Der Planungs-Leitfaden wird selbstverständlich evaluiert und ggf. angepasst. Er steht auch für einen laufenden Austausch zwischen nachgeordneten Behörden und der Regierung über die Frage, was gute Bürgerbeteiligung ist.
Diese Sorge ist nachvollziehbar. Bereits jetzt ist die Bürgerbeteiligung dort gute Praxis. Die meisten Ideen für den Planungsleitfaden stammen von den Mitarbeiterinnen und Mitarbeitern. Es geht darum, die verschiedenen Praktiken zu harmonisieren, einen Austausch über die bewährtesten Formen zu erhalten und ein Netzwerk für den Austausch der mit der Bürgerbeteiligung tangierten Mitarbeiterinnen und Mitarbeiter zu gründen. So wurde eine bundesweit vorbildliche wissenschaftliche Kosten-Nutzen-Analyse der Bürgerbeteiligung und des Planungsleitfadens durchgeführt – mit überraschenden Ergebnissen. Wir nahmen die Anliegen der Mitarbeiterinnen und Mitarbeiter jedenfalls sehr ernst.

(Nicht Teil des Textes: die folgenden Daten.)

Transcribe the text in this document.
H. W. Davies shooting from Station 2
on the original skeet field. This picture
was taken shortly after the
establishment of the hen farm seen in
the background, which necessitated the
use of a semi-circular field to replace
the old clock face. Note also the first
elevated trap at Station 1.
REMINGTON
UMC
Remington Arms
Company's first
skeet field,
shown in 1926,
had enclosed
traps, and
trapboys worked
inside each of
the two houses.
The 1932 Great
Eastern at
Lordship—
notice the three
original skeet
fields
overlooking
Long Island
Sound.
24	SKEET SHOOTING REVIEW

Derzeit wertet das Innenministerium die Evaluation des Informationsfreiheitsgesetz (IFG) des Bundes aus. Es macht Sinn, aus diesen Erfahrungen zuerst Schlüsse zu ziehen. Ferner überlegen wir, ob nicht bereits jetzt ohne gesetzliche Regelung eine Art Planungsregister aufgebaut werden kann. Die Idealvorstellung ist, dass jede Bürgerin, jeder Bürger, mit ein, zwei Mausklicks auf die Landkarte alle Infrastrukturplanungen findet, die seinen Wohnort betreffen. Dabei dürfen die verschiedenen Zuständigkeitsebenen Bund, Land und Kommunen keine Rolle spielen, denn die wenigsten Bürger wissen, welche Körperschaft letztlich zuständig ist. Deshalb gibt es ein Pilotprojekt mit dem Städtetag sowie vier Städten in Baden-Württemberg (Heidelberg, Lörrach, Heidenheim, Ditzingen).

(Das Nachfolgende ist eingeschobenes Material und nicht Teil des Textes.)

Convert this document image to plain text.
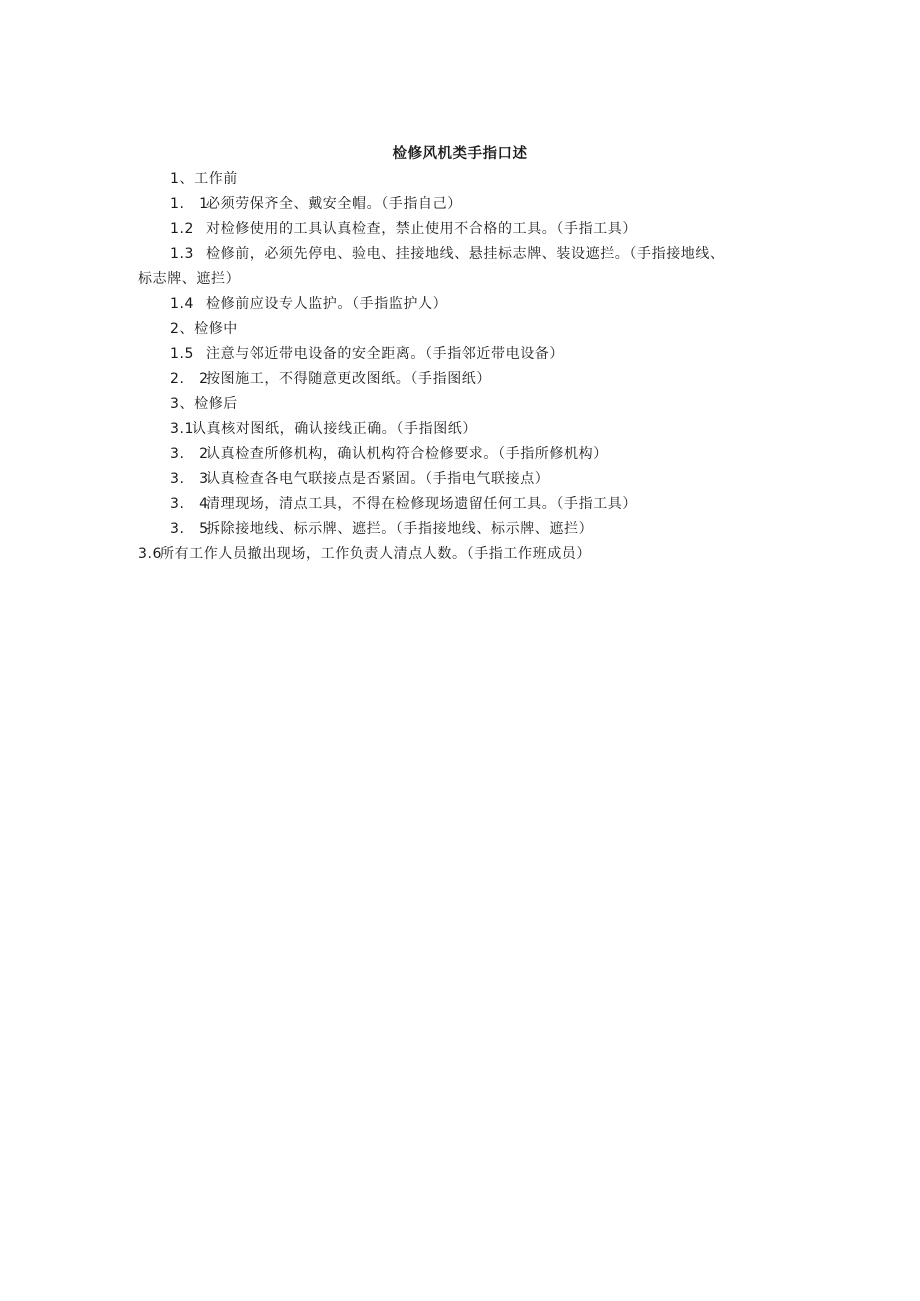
检修风机类手指口述
1、工作前
1.　1必须劳保齐全、戴安全帽。（手指自己）
1.2 对检修使用的工具认真检查，禁止使用不合格的工具。（手指工具）
1.3 检修前，必须先停电、验电、挂接地线、悬挂标志牌、装设遮拦。（手指接地线、
标志牌、遮拦）
1.4 检修前应设专人监护。（手指监护人）
2、检修中
1.5 注意与邻近带电设备的安全距离。（手指邻近带电设备）
2.　2按图施工，不得随意更改图纸。（手指图纸）
3、检修后
3.1认真核对图纸，确认接线正确。（手指图纸）
3.　2认真检查所修机构，确认机构符合检修要求。（手指所修机构）
3.　3认真检查各电气联接点是否紧固。（手指电气联接点）
3.　4清理现场，清点工具，不得在检修现场遗留任何工具。（手指工具）
3.　5拆除接地线、标示牌、遮拦。（手指接地线、标示牌、遮拦）
3.6所有工作人员撤出现场，工作负责人清点人数。（手指工作班成员）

Die Behörden wirken mit dem Planungsleitfaden noch stärker als Lotse und Berater. Es entstehen durch den Planungsleitfaden keine Mehrbelastungen für Unternehmen. Die Entwicklung in der Wirtschaft ist jedoch schon so weit, dass dort die frühe Öffentlichkeitsbeteiligung als Aufgabe des Managements erkannt wurde. Neue Richtlinien des Verbandes der Ingenieure (VDI 7000 und 7001) greifen dies im Detail auf. Bürgerbeteiligung ist bei Ingenieuren daher „state oft the art“ bei der Planung von Großvorhaben.

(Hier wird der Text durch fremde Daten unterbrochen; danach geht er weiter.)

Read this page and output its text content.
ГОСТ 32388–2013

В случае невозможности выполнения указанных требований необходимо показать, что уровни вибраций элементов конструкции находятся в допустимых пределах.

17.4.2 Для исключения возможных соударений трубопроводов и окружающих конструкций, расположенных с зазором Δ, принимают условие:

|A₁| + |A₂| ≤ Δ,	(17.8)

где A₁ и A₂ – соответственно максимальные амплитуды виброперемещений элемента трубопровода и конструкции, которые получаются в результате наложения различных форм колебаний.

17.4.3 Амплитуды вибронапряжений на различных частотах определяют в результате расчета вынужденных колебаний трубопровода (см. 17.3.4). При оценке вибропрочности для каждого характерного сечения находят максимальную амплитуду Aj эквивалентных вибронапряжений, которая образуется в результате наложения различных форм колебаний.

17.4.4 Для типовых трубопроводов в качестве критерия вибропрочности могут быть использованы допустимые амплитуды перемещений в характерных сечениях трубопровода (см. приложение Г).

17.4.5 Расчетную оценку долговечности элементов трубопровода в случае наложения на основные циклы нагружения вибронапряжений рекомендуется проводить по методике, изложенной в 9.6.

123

Die Erstellung des Planungsleitfadens hat das Staatsministerium rund € 150.000 gekostet. Dies wurde vom dem Etat der Staatsrätin für Zivilgesellschaft und Bürgerbeteiligung getragen. Es waren Reisespesen der Expertinnen und Experten und von Zufallsbürgern im Rahmen des dreistufigen Beteiligungsprozesses zu übernehmen. Externe juristische Impulse waren zu finanzieren. Der weitaus größte Kostenanteil war für die Organisation des Beteiligungsprozesses und die damit verbundenen Dokumentationsarbeiten aufzuwenden. Dafür wurde ein externer Dienstleister, die IFOK GmbH, beauftragt.